Wilco - New DVD, New Album, Some Thoughts



Looks to be a pretty big year for Wilco - the fathers of “dad rock” are slated to release the DVD documentary Ashes of American Flags on April 18, to be followed in June by a brand new studio album.

First of all, the DVD was filmed during their 2008 tour in support of Sky Blue Sky, and has just won “Best Cinematography” at the Big Sky Film Festival. It makes its Chicago premier on March 9. Though it can’t possibly match the dramatic story arcs of the band’s last documentary (I Am Trying To Break Your Heart), it is sure to be filled with great visuals, impassioned live performances, and revealing interviews with all band members, as evidenced by the trailer.

As far as the next album goes, Rolling Stone (the cutting edge magazine that just gave No Line On The Horizon 5 stars!) reported yesterday on the June release of an as-of-today untitled Wilco album. Basic tracks were recorded in January at the studio of Neil Finn during a trip to New Zealand (which also produced this video), and was overdubbed back at Wilco’s Chicago Loft studio. Word has it that the band is embracing the studio once again as a creative tool - meaning the album may be more Yankee Hotel Foxtrot than Sky Blue Sky. Though knowing Wilco, the new record will probably sound little like either of them. Songs confirmed for inclusion are "Wilco, The Song," "Deeper Down," "My Country Has Disappeared" and "Sunny Feeling."

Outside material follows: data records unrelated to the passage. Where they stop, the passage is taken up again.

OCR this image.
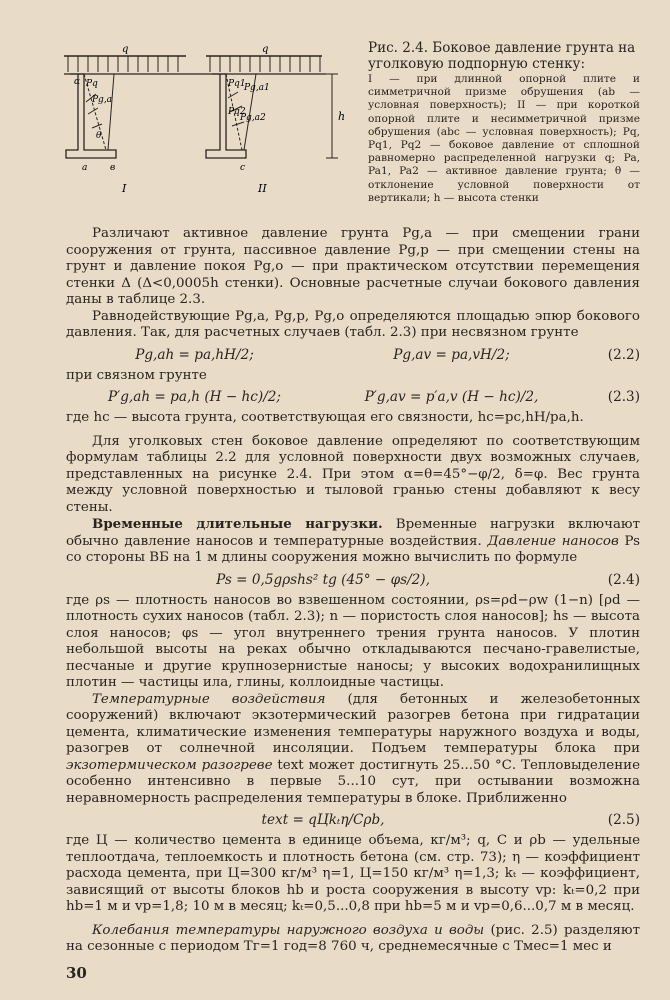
q	q
h
Pq
Pg,a
Pq1
Pg,a1
Pq2
Pg,a2
θ
α
a	в	c
I	II

Рис. 2.4. Боковое давление грунта на уголковую подпорную стенку:

I — при длинной опорной плите и симметричной призме обрушения (ab — условная поверхность); II — при короткой опорной плите и несимметричной призме обрушения (abc — условная поверхность); Pq, Pq1, Pq2 — боковое давление от сплошной равномерно распределенной нагрузки q; Pa, Pa1, Pa2 — активное давление грунта; θ — отклонение условной поверхности от вертикали; h — высота стенки

Различают активное давление грунта Pg,a — при смещении грани сооружения от грунта, пассивное давление Pg,p — при смещении стены на грунт и давление покоя Pg,o — при практическом отсутствии перемещения стенки Δ (Δ<0,0005h стенки). Основные расчетные случаи бокового давления даны в таблице 2.3.

Равнодействующие Pg,a, Pg,p, Pg,o определяются площадью эпюр бокового давления. Так, для расчетных случаев (табл. 2.3) при несвязном грунте

Pg,ah = pa,hH/2;	Pg,av = pa,vH/2;	(2.2)

при связном грунте

P′g,ah = pa,h (H − hc)/2;	P′g,av = p′a,v (H − hc)/2,	(2.3)

где hc — высота грунта, соответствующая его связности, hc=pc,hH/pa,h.

Для уголковых стен боковое давление определяют по соответствующим формулам таблицы 2.2 для условной поверхности двух возможных случаев, представленных на рисунке 2.4. При этом α=θ=45°−φ/2, δ=φ. Вес грунта между условной поверхностью и тыловой гранью стены добавляют к весу стены.

Временные длительные нагрузки. Временные нагрузки включают обычно давление наносов и температурные воздействия. Давление наносов Ps со стороны ВБ на 1 м длины сооружения можно вычислить по формуле

Ps = 0,5gρshs² tg (45° − φs/2),	(2.4)

где ρs — плотность наносов во взвешенном состоянии, ρs=ρd−ρw (1−n) [ρd — плотность сухих наносов (табл. 2.3); n — пористость слоя наносов]; hs — высота слоя наносов; φs — угол внутреннего трения грунта наносов. У плотин небольшой высоты на реках обычно откладываются песчано-гравелистые, песчаные и другие крупнозернистые наносы; у высоких водохранилищных плотин — частицы ила, глины, коллоидные частицы.

Температурные воздействия (для бетонных и железобетонных сооружений) включают экзотермический разогрев бетона при гидратации цемента, климатические изменения температуры наружного воздуха и воды, разогрев от солнечной инсоляции. Подъем температуры блока при экзотермическом разогреве text может достигнуть 25...50 °С. Тепловыделение особенно интенсивно в первые 5...10 сут, при остывании возможна неравномерность распределения температуры в блоке. Приближенно

text = qЦkₜη/Cρb,	(2.5)

где Ц — количество цемента в единице объема, кг/м³; q, C и ρb — удельные теплоотдача, теплоемкость и плотность бетона (см. стр. 73); η — коэффициент расхода цемента, при Ц=300 кг/м³ η=1, Ц=150 кг/м³ η=1,3; kₜ — коэффициент, зависящий от высоты блоков hb и роста сооружения в высоту vp: kₜ=0,2 при hb=1 м и vp=1,8; 10 м в месяц; kₜ=0,5...0,8 при hb=5 м и vp=0,6...0,7 м в месяц.

Колебания температуры наружного воздуха и воды (рис. 2.5) разделяют на сезонные с периодом Tг=1 год=8 760 ч, среднемесячные с Tмес=1 мес и

30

I’ve been a fan of Wilco since the beginning, and they are without question among my favorite “all time” bands. That being said, I feel this new album has to jumpstart a new phase of artistic growth and adventurous music making to really solidify their place among this generation’s very best bands. By my count, they’ve made 3 classic records - Being There, Summerteeth, and Yankee Hotel Foxtrot - each of which followed a clear trajectory of improvement from the one before it. But with A Ghost Is Born and Sky Blue Sky there has been, IMHO, an evident decline over the past 6 or 7 years in studio quality - (read this post for my exact issues with AGIB). Wilco has been around for a long time now, since 1995, and don’t appear to be going anywhere soon - their current lineup has proven to be the most stable in their, er, troubled history. It would be a shame for Wilco, and more specifically Jeff Tweedy, to allow the band to drift into mediocrity after such a tremendous creative period (‘97-’02). I think a good comparison would be to R.E.M. - a band whose greatness is not in question due to their extended run of excellent-to-classic albums (Murmer through Automatic For The People, arguably even New Adventures In Hi-Fi), but who, since then, have released a string of lazy albums that just sound like a much lesser version of the old stuff.

Wilco are still a fantastic live act, no doubt, but the past 2 studio albums just haven’t lived up to what I've come to expect from this band. Sky Blue Sky, to me, sounds like an album made specifically for aging public radio listeners who wished those youngsters in Wilco weren’t so damn noisy. I used to think the “dad rock” moniker that I teased about to begin this post was unfair. Wilco has put out some pretty challenging and adventurous music well into their upper 30’s, but Sky Blue Sky was just too domesticated to distance the band from the tag. At this point as elder statesmen of indie-rock, do they still have it in them to really dare their audience to follow them along for the ride - as they have so successfully in the past? Remember what the alt-country purists thought about Summerteeth, or what Reprise thought of YHF? Can this new album do for them what In Rainbows did for Radiohead - make it clear that there's still music in them that is nearly as vital and engaging as their best work. I really hope they can.